Friday, May 9, 2008

Neglecting Americans’ health needs is a national disgrace


The greatest asset of any nation is its people and their ability to function productively in society.

Increasingly, however, more Americans are flatly unable financially to provide for their health care because they lack any insurance coverage or they lack the resources for prohibitively priced medications and care not fully covered by insurance.

Costs are the inevitable villain.

This is a distressing anomaly in a culture that prides itself in meeting needs of families. It's a disgrace.

Americans were in an uproar over U.S. troops' being sent into harm's way in Iraq with insufficient armor for themselves and for their vehicles. Washington politicians and military leaders were also pilloried for the dismal shortfall of treatment for returning wounded GIs at Walter Reed Army Hospital.

If American soldiers supporting national policy deserve the best care, what of millions of Americans who keep the nation's economic infrastructure perking but are in jeopardy of dropping out because of failing health that goes untreated?

Where is the uproar?

The moral and diplomatic merits of the Iraq war may be debated, but one thing is beyond dispute: The war is a financial debacle that has led the United States into a black hole of unparalleled debt and borrowing and making indefensible cutbacks in vital domestic programs affecting the health and well-being of American families.

A study by the Harvard School of Public Health finds life expectancy has declined or stagnated over 20 years for one of every five women in certain parts of the nation due partly to lack of proper health and preventive care.

Alarmingly, the Bush administration is cutting $17.8 billion over five years from aid to hospitals. Critics assert this hampers the ability to handle a surge of emergency care in the event of a terrorist attack. A congressional study found that half of 34 hospitals in five cities considered vulnerable to terrorist attack, and the two cities hosting this summer's political conventions, are short of emergency room capacity for a major disaster.

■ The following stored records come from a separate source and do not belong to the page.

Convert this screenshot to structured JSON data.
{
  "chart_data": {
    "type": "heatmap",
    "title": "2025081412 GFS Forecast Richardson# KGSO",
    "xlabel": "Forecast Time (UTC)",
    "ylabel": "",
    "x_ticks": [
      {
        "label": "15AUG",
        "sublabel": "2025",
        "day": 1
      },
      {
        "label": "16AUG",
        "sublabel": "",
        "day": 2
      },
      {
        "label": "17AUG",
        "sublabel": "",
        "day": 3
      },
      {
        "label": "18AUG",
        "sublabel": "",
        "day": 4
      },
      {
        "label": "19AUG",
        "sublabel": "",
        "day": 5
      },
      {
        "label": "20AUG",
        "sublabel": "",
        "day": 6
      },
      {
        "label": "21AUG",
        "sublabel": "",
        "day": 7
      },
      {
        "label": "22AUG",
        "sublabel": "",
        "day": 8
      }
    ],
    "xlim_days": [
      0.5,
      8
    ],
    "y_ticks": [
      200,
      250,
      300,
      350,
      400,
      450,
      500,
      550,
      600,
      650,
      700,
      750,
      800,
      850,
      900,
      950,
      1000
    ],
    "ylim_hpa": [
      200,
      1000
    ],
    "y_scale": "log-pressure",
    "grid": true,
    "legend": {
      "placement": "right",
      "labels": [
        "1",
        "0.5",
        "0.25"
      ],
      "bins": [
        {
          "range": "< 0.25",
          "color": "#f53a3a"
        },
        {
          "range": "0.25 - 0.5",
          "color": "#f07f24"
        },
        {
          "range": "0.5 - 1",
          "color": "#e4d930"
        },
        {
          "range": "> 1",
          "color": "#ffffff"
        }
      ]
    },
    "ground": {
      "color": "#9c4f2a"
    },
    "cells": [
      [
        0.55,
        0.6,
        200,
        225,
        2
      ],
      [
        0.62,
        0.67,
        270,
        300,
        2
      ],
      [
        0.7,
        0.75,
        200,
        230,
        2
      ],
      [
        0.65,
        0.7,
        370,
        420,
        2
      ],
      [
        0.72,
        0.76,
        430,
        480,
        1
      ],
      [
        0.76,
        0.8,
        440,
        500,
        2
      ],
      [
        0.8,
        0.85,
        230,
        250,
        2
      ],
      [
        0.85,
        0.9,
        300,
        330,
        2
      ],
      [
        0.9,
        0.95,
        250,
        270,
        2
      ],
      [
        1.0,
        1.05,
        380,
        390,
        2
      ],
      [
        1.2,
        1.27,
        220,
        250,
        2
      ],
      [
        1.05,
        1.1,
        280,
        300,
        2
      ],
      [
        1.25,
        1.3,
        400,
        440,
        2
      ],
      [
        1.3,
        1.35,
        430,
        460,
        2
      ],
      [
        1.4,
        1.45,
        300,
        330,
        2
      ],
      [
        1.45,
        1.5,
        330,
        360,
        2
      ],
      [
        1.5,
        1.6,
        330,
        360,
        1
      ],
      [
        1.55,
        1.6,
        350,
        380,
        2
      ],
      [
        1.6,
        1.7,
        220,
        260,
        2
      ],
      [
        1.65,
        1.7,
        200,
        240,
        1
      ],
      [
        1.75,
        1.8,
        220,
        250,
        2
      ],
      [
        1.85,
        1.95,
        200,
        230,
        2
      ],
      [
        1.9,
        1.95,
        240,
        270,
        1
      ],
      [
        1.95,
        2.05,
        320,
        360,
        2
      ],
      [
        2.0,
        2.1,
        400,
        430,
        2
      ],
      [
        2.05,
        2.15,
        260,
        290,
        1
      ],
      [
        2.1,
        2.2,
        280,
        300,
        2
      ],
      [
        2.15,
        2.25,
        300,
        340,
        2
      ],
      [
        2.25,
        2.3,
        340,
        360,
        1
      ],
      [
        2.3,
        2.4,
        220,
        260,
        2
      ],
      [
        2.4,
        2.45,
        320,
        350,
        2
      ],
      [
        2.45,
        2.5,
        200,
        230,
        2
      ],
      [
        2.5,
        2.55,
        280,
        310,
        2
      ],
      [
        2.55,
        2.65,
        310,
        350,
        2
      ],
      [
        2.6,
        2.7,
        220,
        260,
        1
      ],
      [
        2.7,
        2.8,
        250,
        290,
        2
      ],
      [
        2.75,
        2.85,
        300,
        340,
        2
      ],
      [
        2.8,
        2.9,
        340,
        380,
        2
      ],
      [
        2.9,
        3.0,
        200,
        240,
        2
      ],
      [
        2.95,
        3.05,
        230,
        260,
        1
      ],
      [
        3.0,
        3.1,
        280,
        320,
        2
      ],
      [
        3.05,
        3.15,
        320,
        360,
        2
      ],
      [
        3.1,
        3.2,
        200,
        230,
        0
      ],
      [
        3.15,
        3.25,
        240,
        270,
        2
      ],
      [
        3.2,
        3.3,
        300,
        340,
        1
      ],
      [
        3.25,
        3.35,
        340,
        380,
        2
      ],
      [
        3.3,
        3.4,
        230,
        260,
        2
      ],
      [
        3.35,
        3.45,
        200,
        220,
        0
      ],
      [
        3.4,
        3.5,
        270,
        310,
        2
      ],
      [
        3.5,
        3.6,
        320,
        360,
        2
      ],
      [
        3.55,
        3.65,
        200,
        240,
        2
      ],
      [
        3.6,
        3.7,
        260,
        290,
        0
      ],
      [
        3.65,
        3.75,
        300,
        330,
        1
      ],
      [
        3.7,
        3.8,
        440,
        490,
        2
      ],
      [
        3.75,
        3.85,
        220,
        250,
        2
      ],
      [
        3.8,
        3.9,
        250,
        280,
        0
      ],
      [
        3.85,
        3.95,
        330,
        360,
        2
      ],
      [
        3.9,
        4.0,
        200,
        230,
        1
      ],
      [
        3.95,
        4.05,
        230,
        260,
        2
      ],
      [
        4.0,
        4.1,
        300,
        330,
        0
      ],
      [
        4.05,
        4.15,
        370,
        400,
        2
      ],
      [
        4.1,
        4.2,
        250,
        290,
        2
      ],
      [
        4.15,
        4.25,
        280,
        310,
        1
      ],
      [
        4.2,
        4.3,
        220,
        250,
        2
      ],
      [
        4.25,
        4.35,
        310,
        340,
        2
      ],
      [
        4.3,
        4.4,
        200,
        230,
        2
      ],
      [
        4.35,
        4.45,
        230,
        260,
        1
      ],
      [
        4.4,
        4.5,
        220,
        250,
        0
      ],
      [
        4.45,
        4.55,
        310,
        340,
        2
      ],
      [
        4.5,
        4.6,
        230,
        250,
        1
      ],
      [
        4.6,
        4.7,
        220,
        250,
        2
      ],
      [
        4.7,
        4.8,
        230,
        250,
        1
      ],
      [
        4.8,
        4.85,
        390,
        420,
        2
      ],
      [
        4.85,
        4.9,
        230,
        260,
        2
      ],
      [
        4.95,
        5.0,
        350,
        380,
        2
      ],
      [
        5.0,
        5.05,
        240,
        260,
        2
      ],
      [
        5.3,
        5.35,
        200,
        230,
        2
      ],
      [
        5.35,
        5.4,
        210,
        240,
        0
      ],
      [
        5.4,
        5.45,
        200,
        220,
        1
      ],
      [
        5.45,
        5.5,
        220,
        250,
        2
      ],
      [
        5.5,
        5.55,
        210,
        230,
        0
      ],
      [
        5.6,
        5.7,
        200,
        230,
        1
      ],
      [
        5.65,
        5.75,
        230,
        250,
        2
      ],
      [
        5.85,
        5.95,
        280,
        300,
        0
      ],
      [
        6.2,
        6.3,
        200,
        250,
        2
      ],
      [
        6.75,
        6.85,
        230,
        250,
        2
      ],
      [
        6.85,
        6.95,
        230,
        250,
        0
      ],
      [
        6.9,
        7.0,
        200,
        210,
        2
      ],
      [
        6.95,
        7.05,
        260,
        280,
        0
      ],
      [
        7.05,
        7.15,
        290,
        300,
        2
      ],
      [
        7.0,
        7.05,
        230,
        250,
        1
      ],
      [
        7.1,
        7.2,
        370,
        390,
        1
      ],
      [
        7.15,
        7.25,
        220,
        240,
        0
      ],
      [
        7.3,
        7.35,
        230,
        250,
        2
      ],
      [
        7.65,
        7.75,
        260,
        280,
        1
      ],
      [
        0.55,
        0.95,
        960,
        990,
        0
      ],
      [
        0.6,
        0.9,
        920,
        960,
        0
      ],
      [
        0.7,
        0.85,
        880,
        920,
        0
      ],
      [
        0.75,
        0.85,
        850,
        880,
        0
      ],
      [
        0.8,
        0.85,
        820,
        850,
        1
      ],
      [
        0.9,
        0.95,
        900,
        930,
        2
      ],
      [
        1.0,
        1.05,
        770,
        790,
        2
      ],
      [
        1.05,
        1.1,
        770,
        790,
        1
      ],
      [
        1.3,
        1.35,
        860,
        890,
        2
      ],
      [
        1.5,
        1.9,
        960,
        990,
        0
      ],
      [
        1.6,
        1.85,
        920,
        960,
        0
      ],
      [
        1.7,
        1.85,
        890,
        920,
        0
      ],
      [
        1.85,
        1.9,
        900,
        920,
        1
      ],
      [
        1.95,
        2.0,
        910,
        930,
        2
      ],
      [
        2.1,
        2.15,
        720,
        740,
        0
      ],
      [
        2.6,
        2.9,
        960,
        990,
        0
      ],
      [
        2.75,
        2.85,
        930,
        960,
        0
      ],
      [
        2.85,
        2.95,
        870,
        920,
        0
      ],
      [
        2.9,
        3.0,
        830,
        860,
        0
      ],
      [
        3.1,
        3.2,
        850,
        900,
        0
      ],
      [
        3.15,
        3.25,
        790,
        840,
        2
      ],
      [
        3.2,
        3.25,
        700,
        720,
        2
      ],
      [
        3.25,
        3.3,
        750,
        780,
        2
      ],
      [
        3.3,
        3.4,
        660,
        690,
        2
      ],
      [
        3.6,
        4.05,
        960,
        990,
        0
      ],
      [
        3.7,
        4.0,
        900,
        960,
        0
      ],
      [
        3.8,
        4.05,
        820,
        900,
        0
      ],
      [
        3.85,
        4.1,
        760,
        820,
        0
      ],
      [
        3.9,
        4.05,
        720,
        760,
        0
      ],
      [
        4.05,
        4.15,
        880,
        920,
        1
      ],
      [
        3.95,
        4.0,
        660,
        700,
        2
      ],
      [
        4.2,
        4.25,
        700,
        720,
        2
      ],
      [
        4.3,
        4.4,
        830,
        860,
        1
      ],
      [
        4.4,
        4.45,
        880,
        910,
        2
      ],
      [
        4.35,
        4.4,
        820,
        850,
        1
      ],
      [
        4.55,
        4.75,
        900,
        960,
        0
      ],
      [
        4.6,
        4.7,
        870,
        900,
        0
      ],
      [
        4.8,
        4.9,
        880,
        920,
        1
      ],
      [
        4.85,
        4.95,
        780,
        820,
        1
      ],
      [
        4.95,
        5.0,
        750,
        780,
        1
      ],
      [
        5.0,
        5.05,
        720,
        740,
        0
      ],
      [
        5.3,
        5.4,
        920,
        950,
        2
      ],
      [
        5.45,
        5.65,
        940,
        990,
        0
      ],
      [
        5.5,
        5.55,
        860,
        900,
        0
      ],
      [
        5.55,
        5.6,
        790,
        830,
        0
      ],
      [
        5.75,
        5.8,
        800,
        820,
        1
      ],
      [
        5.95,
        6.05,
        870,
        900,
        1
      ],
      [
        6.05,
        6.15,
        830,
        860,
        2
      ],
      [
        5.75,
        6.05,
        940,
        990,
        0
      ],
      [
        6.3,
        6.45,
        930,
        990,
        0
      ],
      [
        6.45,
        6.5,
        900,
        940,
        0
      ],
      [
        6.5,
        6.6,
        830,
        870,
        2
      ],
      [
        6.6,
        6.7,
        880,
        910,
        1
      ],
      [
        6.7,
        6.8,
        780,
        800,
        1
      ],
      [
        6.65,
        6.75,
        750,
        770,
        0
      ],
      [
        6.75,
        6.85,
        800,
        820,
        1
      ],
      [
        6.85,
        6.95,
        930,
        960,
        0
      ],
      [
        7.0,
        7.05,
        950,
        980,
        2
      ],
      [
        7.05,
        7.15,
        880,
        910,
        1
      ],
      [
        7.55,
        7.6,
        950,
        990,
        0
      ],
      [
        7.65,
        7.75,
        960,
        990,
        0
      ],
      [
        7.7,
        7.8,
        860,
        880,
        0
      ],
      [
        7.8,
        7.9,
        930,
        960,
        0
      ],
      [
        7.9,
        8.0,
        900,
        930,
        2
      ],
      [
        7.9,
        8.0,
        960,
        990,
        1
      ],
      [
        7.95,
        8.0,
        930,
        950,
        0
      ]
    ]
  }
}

Despite spurious charges that withdrawing troops from Iraq would constitute "retreat," worse consequences are accruing at home because of obstinate Bush-Cheney policies that pour billions of dollars each month into the Baghdad quagmire.

Public facilities are in disrepair, health care of Americans is suffering, education is neglected, military personnel deployed time and again into Iraq are tired and in questionable health, aid to states for law enforcement has been cut and more—all the direct result of spending on Iraq.

The need for dollars is far more desperate at home than in Iraq.